Early work project at the lake, with Kari and me.
The workouts, outdoor activities, and work projects were his go-to places. There he found the necessary boost to care for my Mom for most of her life. And to be the glue that held the family together. While that wasn’t all on his shoulders, he did bear the primary responsibility for making sure all four kids turned out at least relatively well-adjusted…and all with a strong inclination toward exercise as the ticket to mental health.
Exercise to “Normalize” Life
I can speak for myself about running as a “normalizing” activity, and for Dad, exercise in general as such.
When Mom died, I needed to turn somewhere. My relationship with my Mom was much more emotionally complicated than that with my Dad, and almost on par in the grieving department. I felt depths of unexpected sadness I didn’t know I contained when she died, and I struggled with feeling a loss of control and lack of footing in my life.
Jim and Sylvia Tupper
I started running again after years of lay-off with the intention of re-grounding. I wanted comfort and familiarity in my doubly altered, parentless world. Running, I knew, had a history of making me feel better. Quickly and predictably. I needed that, and the activity itself brought me unexpectedly back around to my Dad.

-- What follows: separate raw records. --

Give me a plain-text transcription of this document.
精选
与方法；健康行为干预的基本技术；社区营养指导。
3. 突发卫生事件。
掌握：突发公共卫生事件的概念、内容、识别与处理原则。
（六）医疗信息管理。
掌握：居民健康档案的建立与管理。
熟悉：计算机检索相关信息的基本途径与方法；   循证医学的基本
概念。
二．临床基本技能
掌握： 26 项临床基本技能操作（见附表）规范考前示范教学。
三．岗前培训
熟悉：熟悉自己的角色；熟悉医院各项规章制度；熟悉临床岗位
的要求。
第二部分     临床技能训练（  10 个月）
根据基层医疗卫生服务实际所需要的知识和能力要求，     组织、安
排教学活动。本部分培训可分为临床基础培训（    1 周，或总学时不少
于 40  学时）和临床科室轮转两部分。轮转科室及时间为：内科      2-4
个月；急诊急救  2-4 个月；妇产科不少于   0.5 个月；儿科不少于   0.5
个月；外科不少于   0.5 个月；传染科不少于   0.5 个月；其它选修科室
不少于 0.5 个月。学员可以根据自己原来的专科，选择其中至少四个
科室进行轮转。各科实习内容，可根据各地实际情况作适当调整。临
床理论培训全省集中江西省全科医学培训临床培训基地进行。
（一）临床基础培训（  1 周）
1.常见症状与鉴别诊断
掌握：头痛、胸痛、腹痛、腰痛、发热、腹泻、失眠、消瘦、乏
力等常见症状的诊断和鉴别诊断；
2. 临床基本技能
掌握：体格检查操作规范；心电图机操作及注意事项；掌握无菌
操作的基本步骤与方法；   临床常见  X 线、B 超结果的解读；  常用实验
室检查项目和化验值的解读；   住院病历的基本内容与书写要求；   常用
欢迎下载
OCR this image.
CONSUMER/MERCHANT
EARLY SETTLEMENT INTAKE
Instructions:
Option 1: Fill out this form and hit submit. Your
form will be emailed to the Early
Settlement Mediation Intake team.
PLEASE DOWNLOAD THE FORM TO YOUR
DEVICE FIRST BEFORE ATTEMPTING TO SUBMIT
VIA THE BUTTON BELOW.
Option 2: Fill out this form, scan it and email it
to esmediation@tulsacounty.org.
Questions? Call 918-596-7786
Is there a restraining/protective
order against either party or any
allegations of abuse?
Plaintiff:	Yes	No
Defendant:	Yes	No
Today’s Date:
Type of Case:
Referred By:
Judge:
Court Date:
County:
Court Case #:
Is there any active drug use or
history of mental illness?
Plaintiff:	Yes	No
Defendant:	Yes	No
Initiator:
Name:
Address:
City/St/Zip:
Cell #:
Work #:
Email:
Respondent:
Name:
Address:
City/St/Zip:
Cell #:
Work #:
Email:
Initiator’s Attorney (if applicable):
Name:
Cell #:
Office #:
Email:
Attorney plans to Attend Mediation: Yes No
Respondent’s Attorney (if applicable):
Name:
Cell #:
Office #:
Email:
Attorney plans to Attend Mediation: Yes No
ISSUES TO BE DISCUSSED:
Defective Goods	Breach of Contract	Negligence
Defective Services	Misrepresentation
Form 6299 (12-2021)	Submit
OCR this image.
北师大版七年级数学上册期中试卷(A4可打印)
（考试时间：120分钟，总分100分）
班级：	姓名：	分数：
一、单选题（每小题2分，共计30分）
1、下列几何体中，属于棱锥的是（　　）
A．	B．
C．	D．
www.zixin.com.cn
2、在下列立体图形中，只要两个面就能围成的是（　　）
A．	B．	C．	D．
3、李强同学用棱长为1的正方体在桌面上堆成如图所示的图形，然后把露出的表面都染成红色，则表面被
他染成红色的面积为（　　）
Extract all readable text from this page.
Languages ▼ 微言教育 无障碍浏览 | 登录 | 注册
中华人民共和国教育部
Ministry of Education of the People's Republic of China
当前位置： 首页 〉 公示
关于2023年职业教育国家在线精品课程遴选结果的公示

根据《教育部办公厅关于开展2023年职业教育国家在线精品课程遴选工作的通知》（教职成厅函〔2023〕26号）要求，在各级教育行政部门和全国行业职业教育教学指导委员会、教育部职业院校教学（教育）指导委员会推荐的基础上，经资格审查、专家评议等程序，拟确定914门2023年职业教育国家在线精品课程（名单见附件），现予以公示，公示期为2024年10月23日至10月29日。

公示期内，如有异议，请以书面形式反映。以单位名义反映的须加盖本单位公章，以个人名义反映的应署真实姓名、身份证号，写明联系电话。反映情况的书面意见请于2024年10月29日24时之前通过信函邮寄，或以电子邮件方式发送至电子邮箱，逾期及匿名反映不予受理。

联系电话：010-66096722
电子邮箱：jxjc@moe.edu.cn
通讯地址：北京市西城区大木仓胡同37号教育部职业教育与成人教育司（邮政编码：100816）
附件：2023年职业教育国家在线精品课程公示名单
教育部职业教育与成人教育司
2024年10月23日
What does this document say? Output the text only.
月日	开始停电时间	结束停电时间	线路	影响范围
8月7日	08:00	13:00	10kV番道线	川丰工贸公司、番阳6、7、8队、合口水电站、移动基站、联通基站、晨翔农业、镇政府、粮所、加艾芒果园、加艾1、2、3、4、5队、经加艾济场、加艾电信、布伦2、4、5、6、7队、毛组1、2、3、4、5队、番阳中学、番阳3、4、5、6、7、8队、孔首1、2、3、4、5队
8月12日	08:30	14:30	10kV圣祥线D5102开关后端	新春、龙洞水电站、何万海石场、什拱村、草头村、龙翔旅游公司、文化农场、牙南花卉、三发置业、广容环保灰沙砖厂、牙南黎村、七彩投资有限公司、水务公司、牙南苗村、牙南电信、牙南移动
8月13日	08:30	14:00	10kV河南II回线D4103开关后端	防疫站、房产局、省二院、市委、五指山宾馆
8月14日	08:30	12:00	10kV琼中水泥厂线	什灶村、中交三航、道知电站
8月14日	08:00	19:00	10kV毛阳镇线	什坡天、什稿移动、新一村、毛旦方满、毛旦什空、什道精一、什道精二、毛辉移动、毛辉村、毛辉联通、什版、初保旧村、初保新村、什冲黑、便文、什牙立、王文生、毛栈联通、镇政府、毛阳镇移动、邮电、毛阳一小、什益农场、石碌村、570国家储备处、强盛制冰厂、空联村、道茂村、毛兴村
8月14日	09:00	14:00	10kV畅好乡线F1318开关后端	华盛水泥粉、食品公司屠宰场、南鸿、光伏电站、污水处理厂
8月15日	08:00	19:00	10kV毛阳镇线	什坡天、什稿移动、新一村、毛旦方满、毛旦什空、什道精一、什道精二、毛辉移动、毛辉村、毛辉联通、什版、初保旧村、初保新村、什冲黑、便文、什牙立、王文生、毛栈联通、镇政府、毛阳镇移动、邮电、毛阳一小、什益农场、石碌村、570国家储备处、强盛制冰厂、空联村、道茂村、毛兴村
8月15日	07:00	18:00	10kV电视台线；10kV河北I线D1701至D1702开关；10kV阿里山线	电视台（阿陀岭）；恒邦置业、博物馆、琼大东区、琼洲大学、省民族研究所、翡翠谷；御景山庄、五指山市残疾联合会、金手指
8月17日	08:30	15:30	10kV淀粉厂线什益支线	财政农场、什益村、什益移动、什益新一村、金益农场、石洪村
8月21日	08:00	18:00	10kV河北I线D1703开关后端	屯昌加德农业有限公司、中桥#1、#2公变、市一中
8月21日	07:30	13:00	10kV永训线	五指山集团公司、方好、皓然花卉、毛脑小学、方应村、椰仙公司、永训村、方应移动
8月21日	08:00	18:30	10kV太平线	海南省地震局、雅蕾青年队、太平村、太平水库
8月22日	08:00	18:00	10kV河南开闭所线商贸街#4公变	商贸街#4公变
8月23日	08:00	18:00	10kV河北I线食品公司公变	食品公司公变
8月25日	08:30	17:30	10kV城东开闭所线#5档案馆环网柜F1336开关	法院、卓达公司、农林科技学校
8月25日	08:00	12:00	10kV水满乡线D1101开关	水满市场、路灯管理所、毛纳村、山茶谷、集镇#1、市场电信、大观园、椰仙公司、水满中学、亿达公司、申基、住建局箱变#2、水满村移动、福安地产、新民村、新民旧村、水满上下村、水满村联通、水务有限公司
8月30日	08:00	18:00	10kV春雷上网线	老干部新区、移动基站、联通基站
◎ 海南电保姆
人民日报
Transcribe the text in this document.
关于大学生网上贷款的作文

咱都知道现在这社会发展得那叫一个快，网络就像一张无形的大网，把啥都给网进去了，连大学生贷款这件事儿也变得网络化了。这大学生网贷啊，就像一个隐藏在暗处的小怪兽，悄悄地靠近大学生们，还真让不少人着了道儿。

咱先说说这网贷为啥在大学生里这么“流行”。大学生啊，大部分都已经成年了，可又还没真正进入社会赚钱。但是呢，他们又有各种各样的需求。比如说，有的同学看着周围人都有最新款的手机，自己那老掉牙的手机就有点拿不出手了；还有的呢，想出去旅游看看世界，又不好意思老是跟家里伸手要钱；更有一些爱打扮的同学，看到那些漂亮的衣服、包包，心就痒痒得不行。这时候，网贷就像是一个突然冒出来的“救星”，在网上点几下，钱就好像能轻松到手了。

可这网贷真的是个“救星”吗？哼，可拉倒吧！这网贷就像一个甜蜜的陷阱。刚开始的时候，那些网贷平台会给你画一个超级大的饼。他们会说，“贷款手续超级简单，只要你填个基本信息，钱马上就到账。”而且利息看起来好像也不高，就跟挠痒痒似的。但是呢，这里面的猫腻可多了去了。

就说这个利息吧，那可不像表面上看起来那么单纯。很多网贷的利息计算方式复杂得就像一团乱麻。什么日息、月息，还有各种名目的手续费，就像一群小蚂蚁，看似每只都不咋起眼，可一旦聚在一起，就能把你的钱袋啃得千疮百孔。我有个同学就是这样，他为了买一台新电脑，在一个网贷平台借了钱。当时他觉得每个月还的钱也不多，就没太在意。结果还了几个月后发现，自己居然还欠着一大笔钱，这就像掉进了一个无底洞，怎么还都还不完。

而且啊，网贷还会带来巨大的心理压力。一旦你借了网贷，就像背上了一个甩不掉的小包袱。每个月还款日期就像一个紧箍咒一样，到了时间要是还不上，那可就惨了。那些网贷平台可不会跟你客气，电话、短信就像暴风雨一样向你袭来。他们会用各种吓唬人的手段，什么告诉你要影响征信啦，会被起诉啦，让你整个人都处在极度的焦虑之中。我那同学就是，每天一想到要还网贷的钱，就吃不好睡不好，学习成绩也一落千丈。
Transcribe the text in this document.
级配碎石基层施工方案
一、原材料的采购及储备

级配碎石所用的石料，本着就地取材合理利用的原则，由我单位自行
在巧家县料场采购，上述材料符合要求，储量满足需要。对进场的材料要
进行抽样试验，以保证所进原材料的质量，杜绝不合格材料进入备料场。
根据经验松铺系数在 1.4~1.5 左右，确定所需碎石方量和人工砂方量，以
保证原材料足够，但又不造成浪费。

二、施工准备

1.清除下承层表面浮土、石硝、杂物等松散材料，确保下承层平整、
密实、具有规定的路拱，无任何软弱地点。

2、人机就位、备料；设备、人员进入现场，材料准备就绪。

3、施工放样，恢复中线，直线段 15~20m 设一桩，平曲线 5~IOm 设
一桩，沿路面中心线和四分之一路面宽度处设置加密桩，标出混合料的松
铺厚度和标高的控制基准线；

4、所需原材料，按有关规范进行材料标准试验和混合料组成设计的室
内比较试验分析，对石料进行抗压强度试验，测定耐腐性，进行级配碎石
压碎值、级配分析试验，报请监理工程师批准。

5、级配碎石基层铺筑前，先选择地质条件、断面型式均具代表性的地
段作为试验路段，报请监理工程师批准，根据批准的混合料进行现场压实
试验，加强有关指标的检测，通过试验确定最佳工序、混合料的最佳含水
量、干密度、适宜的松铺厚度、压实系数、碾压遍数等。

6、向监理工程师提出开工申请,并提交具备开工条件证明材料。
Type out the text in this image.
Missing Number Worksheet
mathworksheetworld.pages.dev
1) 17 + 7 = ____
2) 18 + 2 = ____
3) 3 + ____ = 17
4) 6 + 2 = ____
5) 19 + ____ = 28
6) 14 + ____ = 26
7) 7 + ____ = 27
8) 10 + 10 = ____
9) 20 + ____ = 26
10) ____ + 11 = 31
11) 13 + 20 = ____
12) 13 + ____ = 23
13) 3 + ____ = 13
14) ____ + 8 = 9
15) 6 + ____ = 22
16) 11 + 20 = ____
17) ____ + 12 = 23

With Dad, we all watched him struggle to regain normalcy after an unexpectedly extensive 5-way heart bypass surgery in October 2011. His recovery was ragged at best, in and out of nursing homes and the hospital numerous times with post-surgical complications.
I remember him struggling to lift weights and trying to walk even a half-mile on the treadmill, certain that if he could do that, he would recover. He linked his very survival to being able to get back into motion, something that became nearly impossible when he had to go on oxygen. He hated that he could not breath on his own, and fought that hard and directly. He had us all convinced he would win the battle, as none of us kids or his grandkids thought he would ever die. At least not then. He wasn’t ready and neither were we.
But that’s not what happened. His heart and lungs continued to fail, and by Christmas Day of 2011, he was back in the hospital. After two miserable nights, he took himself off breathing apparatus, a choice we all knew would end his life. He spent his last day on earth surrounded by loved ones.
As I ran this anniversary day, I got that running to celebrate Dad was also a celebration of my life. I knew he would approve of my activity choice, despite all the challenges, and I rose to meet them, step after step, just as he did for his whole life. Thanks for a great run, Dad!
Pardon the scandalous photo of Dad…but it so captures him. This was after a swim in the pool at home, Kari and I dressed up to go somewhere. What a guy!